Certain features described above may be implemented as “logic” or a “unit” that performs one or more functions. This logic or unit may include hardware, such as one or more processors, microprocessors, application specific integrated circuits, or field programmable gate arrays, software, or a combination of hardware and software.

Embodiments have been described without reference to the specific software code because the software code can be designed to implement the embodiments based on the description herein and commercially available software design environments and/or languages. For example, various types of programming languages including, for example, a compiled language, an interpreted language, a declarative language, or a procedural language may be implemented.

420 430 Additionally, embodiments described herein may be implemented as a non-transitory computer-readable storage medium that stores data and/or information, such as instructions, program code, a data structure, a program module, an application, a script, or other known or conventional form suitable for use in a computing environment. The program code, instructions, application, etc., is readable and executable by a processor (e.g., processing unit) of a device. A non-transitory storage medium includes one or more of the storage mediums described in relation to memory. The non-transitory computer-readable storage medium may be implemented in a centralized, distributed, or logical division that may include a single physical memory device or multiple physical memory devices spread across one or multiple network devices.

To the extent the aforementioned embodiments collect, store or employ personal information of individuals, such information shall be collected, stored, and used in accordance with all applicable laws concerning protection of personal information. Additionally, the collection, storage and use of such information can be subject to consent of the individual to such activity, for example, through well known “opt-in” or “opt-out” processes as can be appropriate for the situation and type of information. Collection, storage and use of personal information can be in an appropriately secure manner reflective of the type of information, for example, through various encryption and anonymization techniques for particularly sensitive information.

No element, act, or instruction used in the description of the present application should be construed as critical or essential to the invention unless explicitly described as such.
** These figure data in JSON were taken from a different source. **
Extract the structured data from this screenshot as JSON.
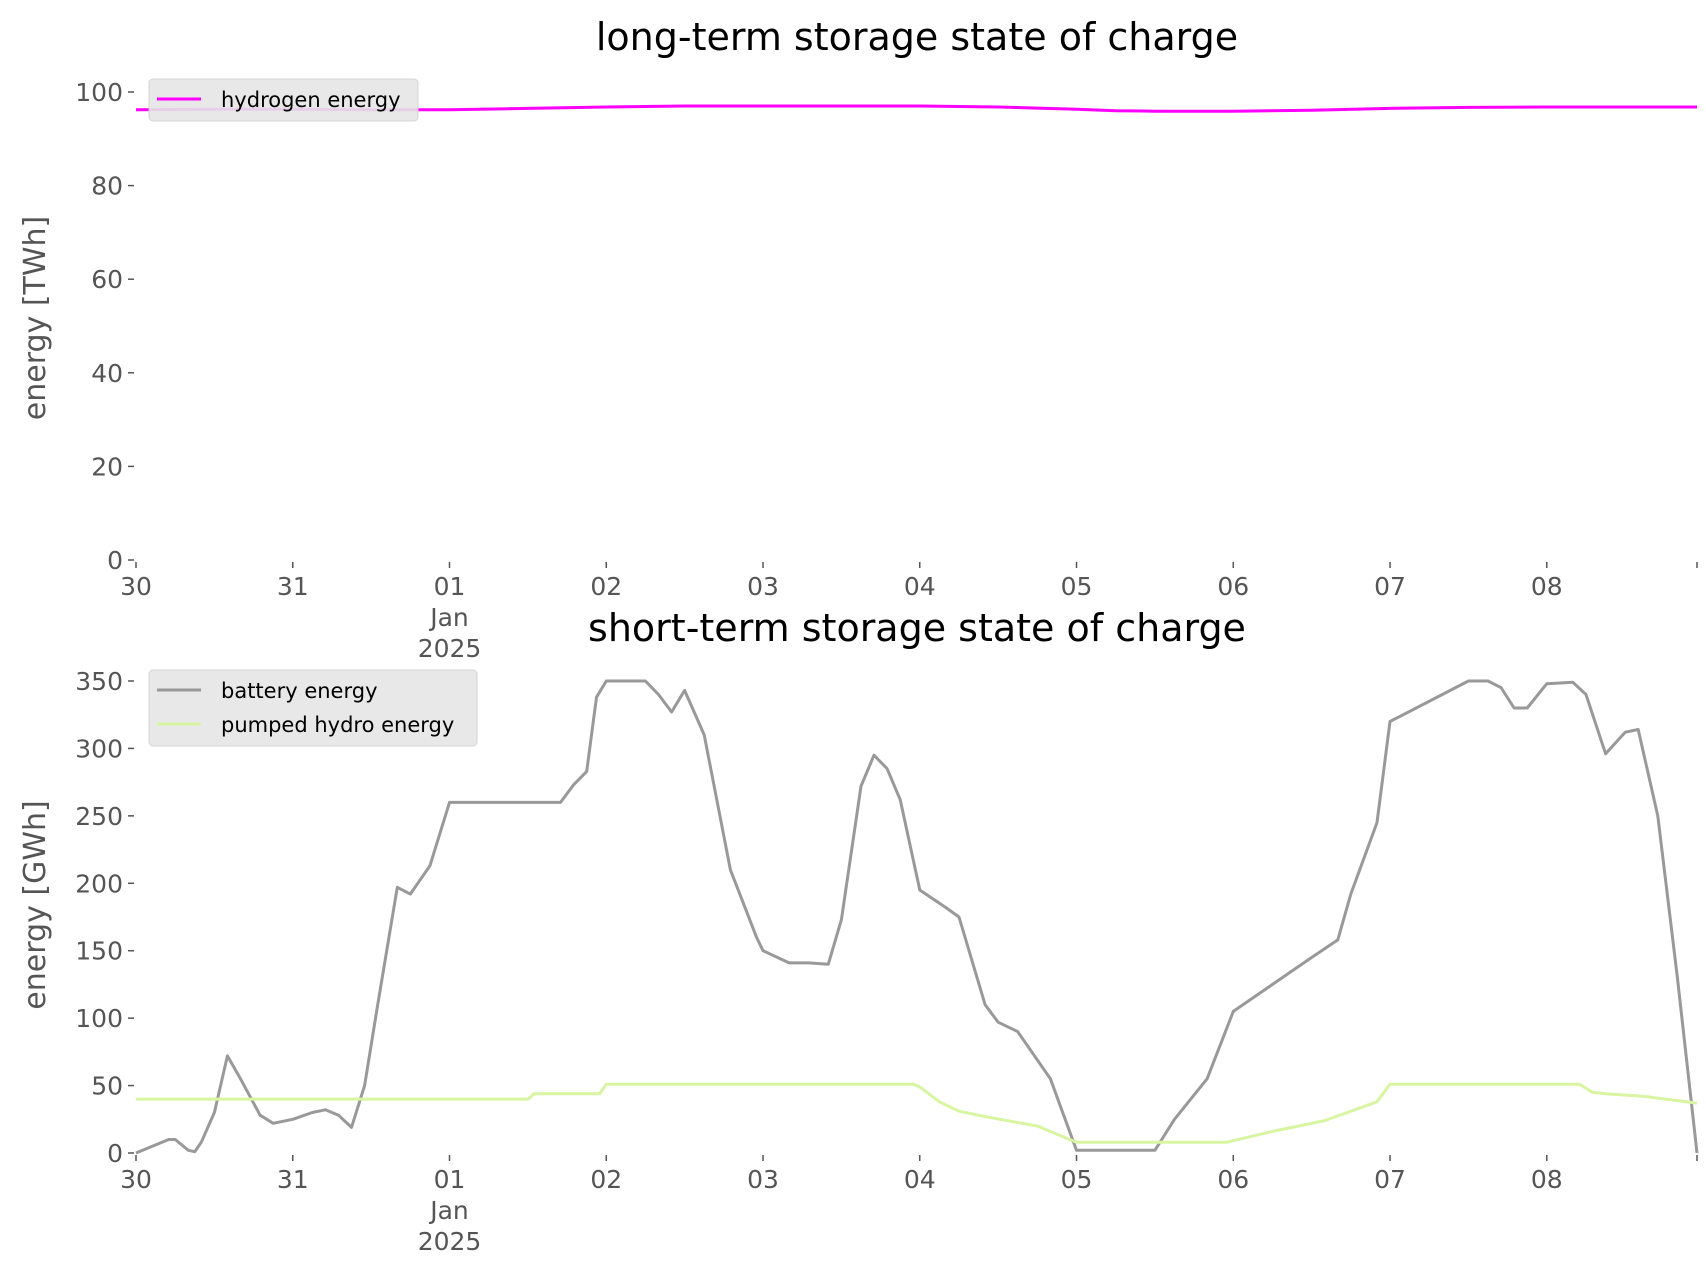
{
  "chart_data": [
    {
      "type": "line",
      "title": "long-term storage state of charge",
      "ylabel": "energy [TWh]",
      "xlabel": "",
      "ylim": [
        0,
        100
      ],
      "yticks": [
        "0",
        "20",
        "40",
        "60",
        "80",
        "100"
      ],
      "xlim": [
        "2024-12-30",
        "2025-01-08T23:00"
      ],
      "xticks": [
        "30",
        "31",
        "01",
        "02",
        "03",
        "04",
        "05",
        "06",
        "07",
        "08"
      ],
      "xtick_sublabels": [
        "Jan",
        "2025"
      ],
      "legend": "top-left",
      "grid": false,
      "series": [
        {
          "name": "hydrogen energy",
          "color": "#ff00ff",
          "points": [
            [
              "2024-12-30",
              96.2
            ],
            [
              "2024-12-30T12:00",
              96.3
            ],
            [
              "2024-12-31",
              96.3
            ],
            [
              "2024-12-31T12:00",
              96.2
            ],
            [
              "2025-01-01",
              96.2
            ],
            [
              "2025-01-01T12:00",
              96.5
            ],
            [
              "2025-01-02",
              96.8
            ],
            [
              "2025-01-02T12:00",
              97.0
            ],
            [
              "2025-01-03",
              97.0
            ],
            [
              "2025-01-03T12:00",
              97.0
            ],
            [
              "2025-01-04",
              97.0
            ],
            [
              "2025-01-04T12:00",
              96.8
            ],
            [
              "2025-01-05",
              96.3
            ],
            [
              "2025-01-05T06:00",
              96.0
            ],
            [
              "2025-01-05T12:00",
              95.9
            ],
            [
              "2025-01-06",
              95.9
            ],
            [
              "2025-01-06T12:00",
              96.1
            ],
            [
              "2025-01-07",
              96.5
            ],
            [
              "2025-01-07T12:00",
              96.7
            ],
            [
              "2025-01-08",
              96.8
            ],
            [
              "2025-01-08T23:00",
              96.8
            ]
          ]
        }
      ]
    },
    {
      "type": "line",
      "title": "short-term storage state of charge",
      "ylabel": "energy [GWh]",
      "xlabel": "",
      "ylim": [
        0,
        350
      ],
      "yticks": [
        "0",
        "50",
        "100",
        "150",
        "200",
        "250",
        "300",
        "350"
      ],
      "xlim": [
        "2024-12-30",
        "2025-01-08T23:00"
      ],
      "xticks": [
        "30",
        "31",
        "01",
        "02",
        "03",
        "04",
        "05",
        "06",
        "07",
        "08"
      ],
      "xtick_sublabels": [
        "Jan",
        "2025"
      ],
      "legend": "top-left",
      "grid": false,
      "series": [
        {
          "name": "battery energy",
          "color": "#999999",
          "points": [
            [
              "2024-12-30",
              0
            ],
            [
              "2024-12-30T03:00",
              6
            ],
            [
              "2024-12-30T05:00",
              10
            ],
            [
              "2024-12-30T06:00",
              10
            ],
            [
              "2024-12-30T08:00",
              2
            ],
            [
              "2024-12-30T09:00",
              1
            ],
            [
              "2024-12-30T10:00",
              8
            ],
            [
              "2024-12-30T12:00",
              30
            ],
            [
              "2024-12-30T14:00",
              72
            ],
            [
              "2024-12-30T16:00",
              55
            ],
            [
              "2024-12-30T19:00",
              28
            ],
            [
              "2024-12-30T21:00",
              22
            ],
            [
              "2024-12-31",
              25
            ],
            [
              "2024-12-31T03:00",
              30
            ],
            [
              "2024-12-31T05:00",
              32
            ],
            [
              "2024-12-31T07:00",
              28
            ],
            [
              "2024-12-31T09:00",
              19
            ],
            [
              "2024-12-31T11:00",
              50
            ],
            [
              "2024-12-31T13:00",
              110
            ],
            [
              "2024-12-31T16:00",
              197
            ],
            [
              "2024-12-31T18:00",
              192
            ],
            [
              "2024-12-31T21:00",
              213
            ],
            [
              "2025-01-01",
              260
            ],
            [
              "2025-01-01T17:00",
              260
            ],
            [
              "2025-01-01T19:00",
              273
            ],
            [
              "2025-01-01T21:00",
              283
            ],
            [
              "2025-01-01T22:30",
              338
            ],
            [
              "2025-01-02",
              350
            ],
            [
              "2025-01-02T06:00",
              350
            ],
            [
              "2025-01-02T08:00",
              340
            ],
            [
              "2025-01-02T10:00",
              327
            ],
            [
              "2025-01-02T12:00",
              343
            ],
            [
              "2025-01-02T15:00",
              310
            ],
            [
              "2025-01-02T19:00",
              210
            ],
            [
              "2025-01-02T23:00",
              160
            ],
            [
              "2025-01-03",
              150
            ],
            [
              "2025-01-03T04:00",
              141
            ],
            [
              "2025-01-03T07:00",
              141
            ],
            [
              "2025-01-03T10:00",
              140
            ],
            [
              "2025-01-03T12:00",
              173
            ],
            [
              "2025-01-03T15:00",
              272
            ],
            [
              "2025-01-03T17:00",
              295
            ],
            [
              "2025-01-03T19:00",
              285
            ],
            [
              "2025-01-03T21:00",
              262
            ],
            [
              "2025-01-04",
              195
            ],
            [
              "2025-01-04T04:00",
              182
            ],
            [
              "2025-01-04T06:00",
              175
            ],
            [
              "2025-01-04T10:00",
              110
            ],
            [
              "2025-01-04T12:00",
              97
            ],
            [
              "2025-01-04T15:00",
              90
            ],
            [
              "2025-01-04T20:00",
              55
            ],
            [
              "2025-01-05",
              2
            ],
            [
              "2025-01-05T12:00",
              2
            ],
            [
              "2025-01-05T15:00",
              25
            ],
            [
              "2025-01-05T20:00",
              55
            ],
            [
              "2025-01-06",
              105
            ],
            [
              "2025-01-06T06:00",
              125
            ],
            [
              "2025-01-06T12:00",
              145
            ],
            [
              "2025-01-06T16:00",
              158
            ],
            [
              "2025-01-06T18:00",
              192
            ],
            [
              "2025-01-06T22:00",
              245
            ],
            [
              "2025-01-07",
              320
            ],
            [
              "2025-01-07T12:00",
              350
            ],
            [
              "2025-01-07T15:00",
              350
            ],
            [
              "2025-01-07T17:00",
              345
            ],
            [
              "2025-01-07T19:00",
              330
            ],
            [
              "2025-01-07T21:00",
              330
            ],
            [
              "2025-01-08",
              348
            ],
            [
              "2025-01-08T04:00",
              349
            ],
            [
              "2025-01-08T06:00",
              340
            ],
            [
              "2025-01-08T09:00",
              296
            ],
            [
              "2025-01-08T12:00",
              312
            ],
            [
              "2025-01-08T14:00",
              314
            ],
            [
              "2025-01-08T17:00",
              250
            ],
            [
              "2025-01-08T20:00",
              130
            ],
            [
              "2025-01-08T23:00",
              0
            ]
          ]
        },
        {
          "name": "pumped hydro energy",
          "color": "#d8f5a2",
          "points": [
            [
              "2024-12-30",
              40
            ],
            [
              "2025-01-01T12:00",
              40
            ],
            [
              "2025-01-01T13:00",
              44
            ],
            [
              "2025-01-01T23:00",
              44
            ],
            [
              "2025-01-02",
              51
            ],
            [
              "2025-01-03T23:00",
              51
            ],
            [
              "2025-01-04",
              49
            ],
            [
              "2025-01-04T03:00",
              38
            ],
            [
              "2025-01-04T06:00",
              31
            ],
            [
              "2025-01-04T10:00",
              27
            ],
            [
              "2025-01-04T18:00",
              20
            ],
            [
              "2025-01-05",
              8
            ],
            [
              "2025-01-05T23:00",
              8
            ],
            [
              "2025-01-06T06:00",
              16
            ],
            [
              "2025-01-06T14:00",
              24
            ],
            [
              "2025-01-06T22:00",
              38
            ],
            [
              "2025-01-07",
              51
            ],
            [
              "2025-01-08T05:00",
              51
            ],
            [
              "2025-01-08T07:00",
              45
            ],
            [
              "2025-01-08T09:00",
              44
            ],
            [
              "2025-01-08T15:00",
              42
            ],
            [
              "2025-01-08T23:00",
              37
            ]
          ]
        }
      ]
    }
  ]
}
Also, as used herein, the article “a” is intended to include one or more items. Further, the phrase “based on” is intended to mean “based, at least in part, on” unless explicitly stated otherwise.

All structural and functional equivalents to the elements of the various aspects set forth in this disclosure that are known or later come to be known to those of ordinary skill in the art are expressly incorporated herein by reference and are intended to be encompassed by the claims.

Use of ordinal terms such as “first,” “second,” “third,” etc., in the claims to modify a claim element does not by itself connote any priority, precedence, or order of one claim element over another, the temporal order in which acts of a method are performed, the temporal order in which instructions executed by a device are performed, etc., but are used merely as labels to distinguish one claim element having a certain name from another element having a same name (but for use of the ordinal term) to distinguish the claim elements.

In the preceding specification, various preferred embodiments have been described with reference to the accompanying drawings. It will, however, be evident that various modifications and changes may be made thereto, and additional embodiments may be implemented, without departing from the broader scope of the invention as set forth in the claims that follow. The specification and drawings are accordingly to be regarded in an illustrative rather than restrictive sense.